林思目,方时雨二人,一直围在张观山身边,口中喋喋不休。
历百羽等人,一个个闭口不言,脸色皆有些尴尬。
此话不亚于说,锦衣卫的人不靠谱,但几人也实在不知该说些什么。
未入龙岩府前,几人都觉得,何须镇妖司的人一同护送粮草,进了龙岩府后,一个个都老实了。
“这事当初怎会落到某家头上”。
张观山掏了掏耳朵,听的有些不耐烦,虽觉得不自在,但也只好从一位锦衣卫融筋境修士手中接过马匹缰绳,翻身上马。
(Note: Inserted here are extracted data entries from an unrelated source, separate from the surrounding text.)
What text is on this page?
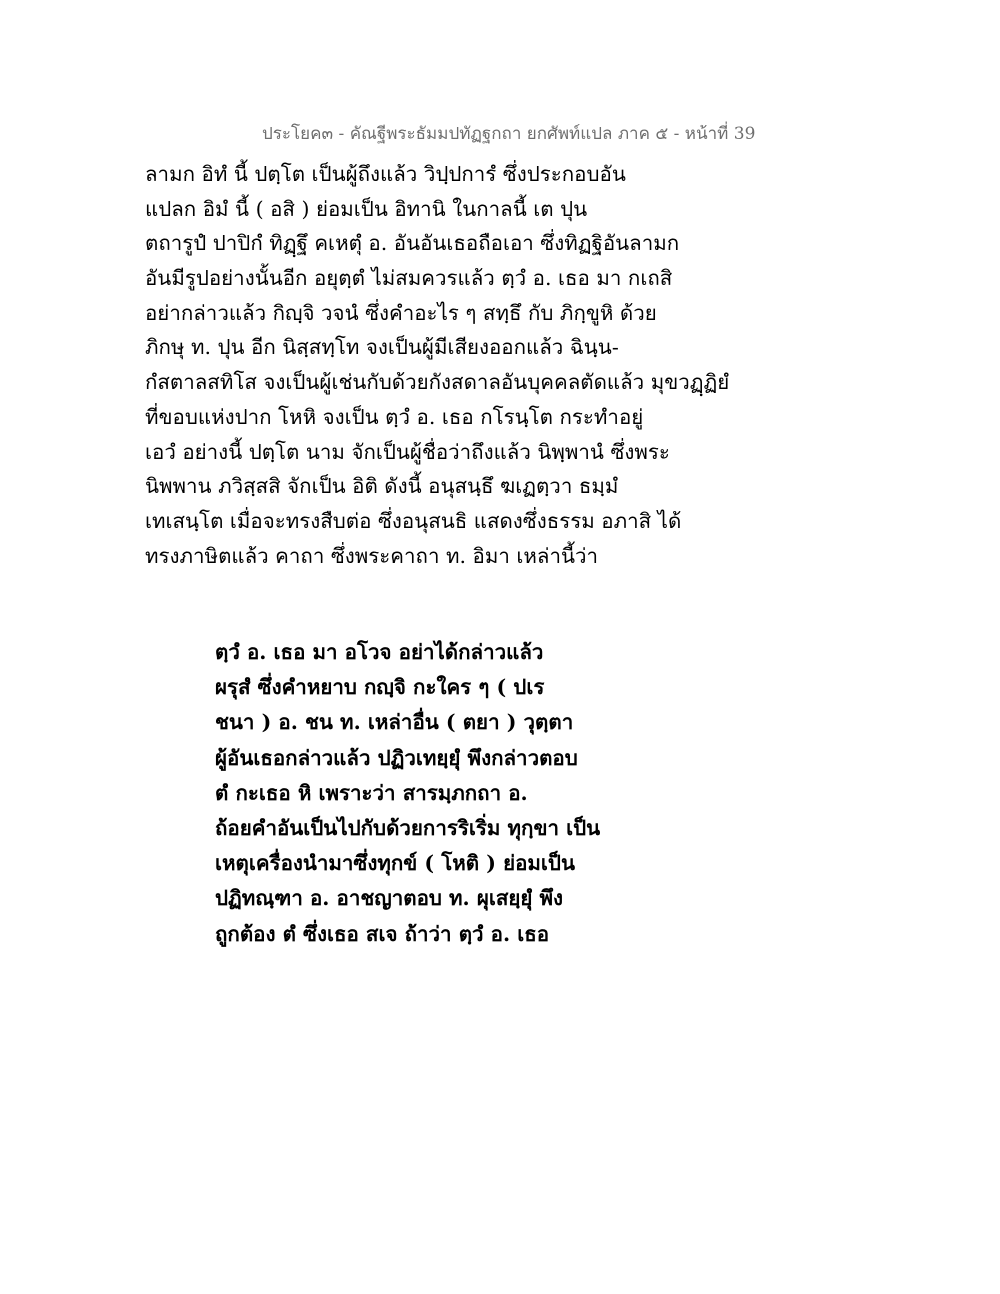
ประโยค๓ - คัณฐีพระธัมมปทัฏฐกถา ยกศัพท์แปล ภาค ๕ - หน้าที่ 39
ลามก อิทํ นี้ ปตฺโต เป็นผู้ถึงแล้ว วิปฺปการํ ซึ่งประกอบอัน
แปลก อิมํ นี้ ( อสิ ) ย่อมเป็น อิทานิ ในกาลนี้ เต ปุน
ตถารูปํ ปาปิกํ ทิฏฺฐึ คเหตุํ อ. อันอันเธอถือเอา ซึ่งทิฏฐิอันลามก
อันมีรูปอย่างนั้นอีก อยุตฺตํ ไม่สมควรแล้ว ตฺวํ อ. เธอ มา กเถสิ
อย่ากล่าวแล้ว กิญฺจิ วจนํ ซึ่งคำอะไร ๆ สทฺธึ กับ ภิกฺขูหิ ด้วย
ภิกษุ ท. ปุน อีก นิสฺสทฺโท จงเป็นผู้มีเสียงออกแล้ว ฉินฺน-
กํสตาลสทิโส จงเป็นผู้เช่นกับด้วยกังสดาลอันบุคคลตัดแล้ว มุขวฏฺฏิยํ
ที่ขอบแห่งปาก โหหิ จงเป็น ตฺวํ อ. เธอ กโรนฺโต กระทำอยู่
เอวํ อย่างนี้ ปตฺโต นาม จักเป็นผู้ชื่อว่าถึงแล้ว นิพฺพานํ ซึ่งพระ
นิพพาน ภวิสฺสสิ จักเป็น อิติ ดังนี้ อนุสนฺธึ ฆเฏตฺวา ธมฺมํ
เทเสนฺโต เมื่อจะทรงสืบต่อ ซึ่งอนุสนธิ แสดงซึ่งธรรม อภาสิ ได้
ทรงภาษิตแล้ว คาถา ซึ่งพระคาถา ท. อิมา เหล่านี้ว่า
ตฺวํ อ. เธอ มา อโวจ อย่าได้กล่าวแล้ว
ผรุสํ ซึ่งคำหยาบ กญฺจิ กะใคร ๆ ( ปเร
ชนา ) อ. ชน ท. เหล่าอื่น ( ตยา ) วุตฺตา
ผู้อันเธอกล่าวแล้ว ปฏิวเทยฺยุํ พึงกล่าวตอบ
ตํ กะเธอ หิ เพราะว่า สารมฺภกถา อ.
ถ้อยคำอันเป็นไปกับด้วยการริเริ่ม ทุกฺขา เป็น
เหตุเครื่องนำมาซึ่งทุกข์ ( โหติ ) ย่อมเป็น
ปฏิทณฺฑา อ. อาชญาตอบ ท. ผุเสยฺยุํ พึง
ถูกต้อง ตํ ซึ่งเธอ สเจ ถ้าว่า ตฺวํ อ. เธอ
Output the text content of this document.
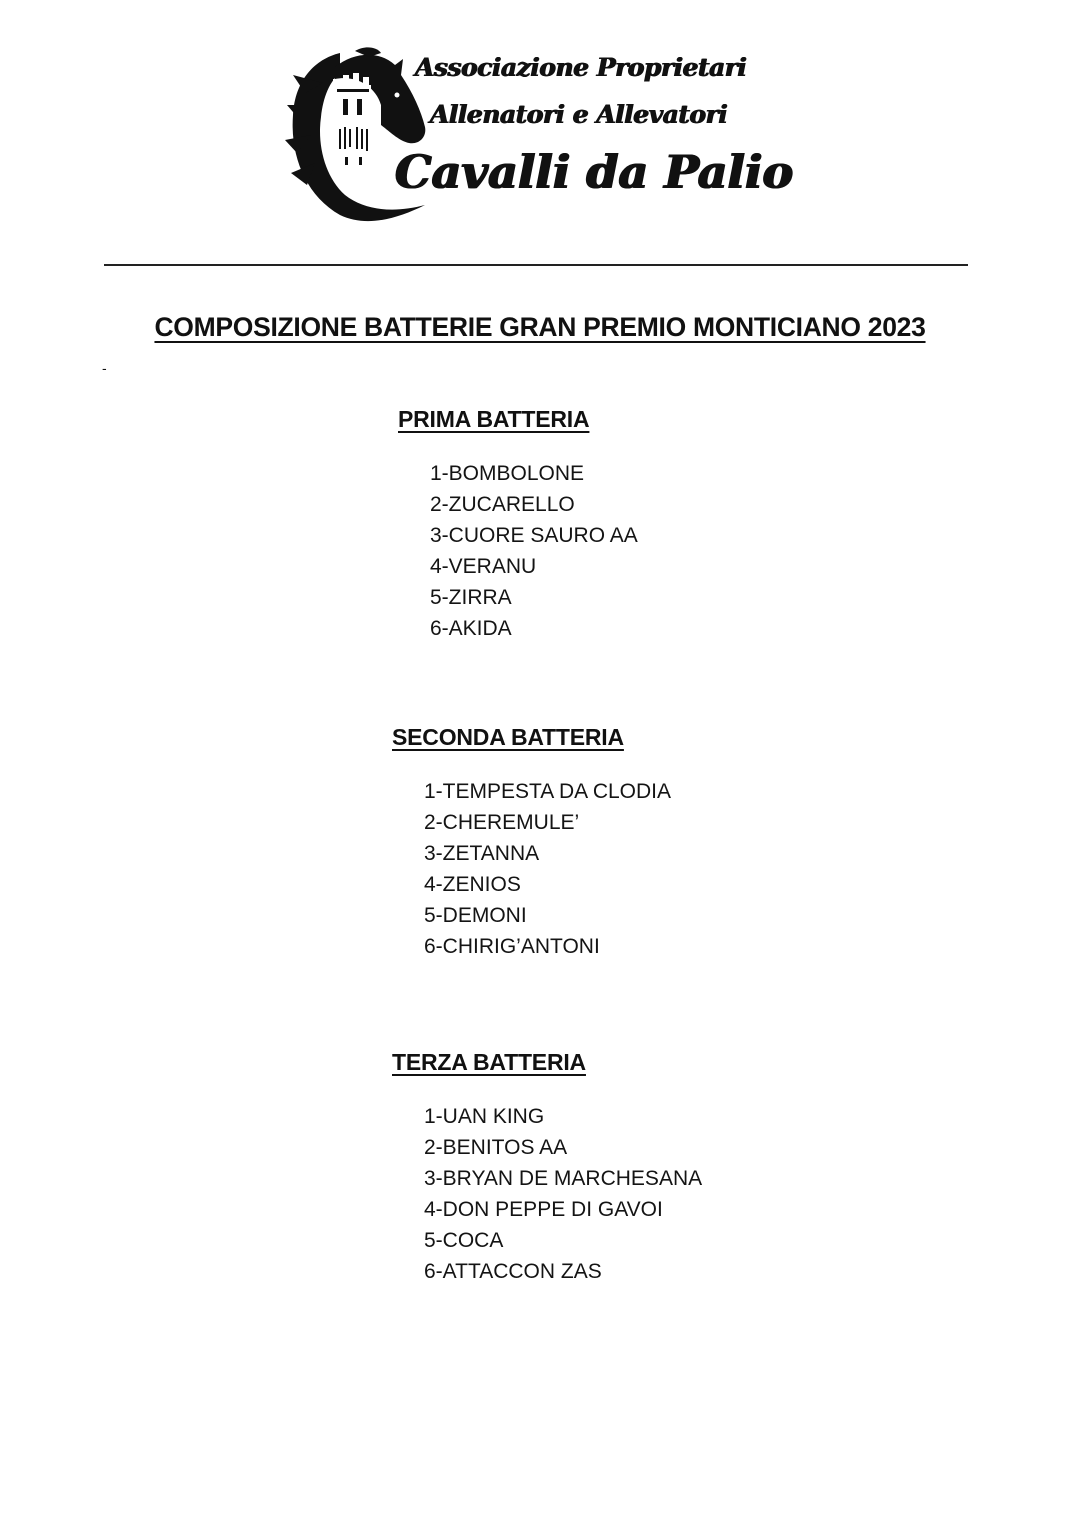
Associazione Proprietari
Allenatori e Allevatori
Cavalli da Palio
COMPOSIZIONE BATTERIE GRAN PREMIO MONTICIANO 2023
-
PRIMA BATTERIA
1-BOMBOLONE
2-ZUCARELLO
3-CUORE SAURO AA
4-VERANU
5-ZIRRA
6-AKIDA
SECONDA BATTERIA
1-TEMPESTA DA CLODIA
2-CHEREMULE’
3-ZETANNA
4-ZENIOS
5-DEMONI
6-CHIRIG’ANTONI
TERZA BATTERIA
1-UAN KING
2-BENITOS AA
3-BRYAN DE MARCHESANA
4-DON PEPPE DI GAVOI
5-COCA
6-ATTACCON ZAS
若说吟诗作对,诗词歌赋,镇妖司定是不行,武部十个人,一多半都没读过几年书。
但若说实力,镇妖司说第二,大乾的势力谁敢说第一?
京畿镇妖司,随便吼一嗓子,都能喊过来十个八个金骨境修士。
真要选人护送粮草,怎么也不该落到他头上。
肯定是许巳,或者詹台清在背后搞的鬼。
好在过了龙岩府,至多再有半个月,便可将粮草悉数送至。
他便陪几人走一遭。
……
半刻钟后。
方才日上三竿,龙岩府地界便燥热难忍,一行人骑着马匹,沿着漫长的官道纵行。
虽说龙岩府缺水,可也亏不着几人赶路用的马匹。
几个武修还好,可若是让林思目,方时雨两个文官走路,不知得猴年马月才能将粮草送到。
“啪嗒啪嗒~~!”。
忽而,一阵拍打翅膀的声音传来。
张观山心中一动,牵动手里的缰绳,身下的枣红大马嘶吼一声,前蹄抬起,猛地止住。
“张校尉,又生了何事?”。
同行之人,纷纷牵动缰绳,回头看向张观山,林思目,方时雨二人的眼色,肉眼可见的紧张起来。
总不能还没出龙岩府,便又遇见妖魔道人了吧?
幽冥教这个邪教,势力可不小,要是有妖魔道人,前来给沐直书等人报仇,那可就麻烦了!
“有一道人传信而来”。
张观山说话时,右手一招,一缕缕气血自指尖溢出,凝聚成一根根丝线,犹如箭矢射出,划过长空。
融筋·气血御刀术。
此术法放在镇妖司只可御刀,不过他推演至圆满,修为到了融筋境后,学会了以气血御物,算是弥补了些不会法术的缺点。
“啪嗒~~!”。
百丈外,有一闪着金芒的光点四处乱飞,忽而被拽着朝张观山飞来。
“道人传信而来.......莫不是张道长?”。
历百羽眉头一挑,不由想起了自龙岩府外分别的张维安,这个来自天师府的道人!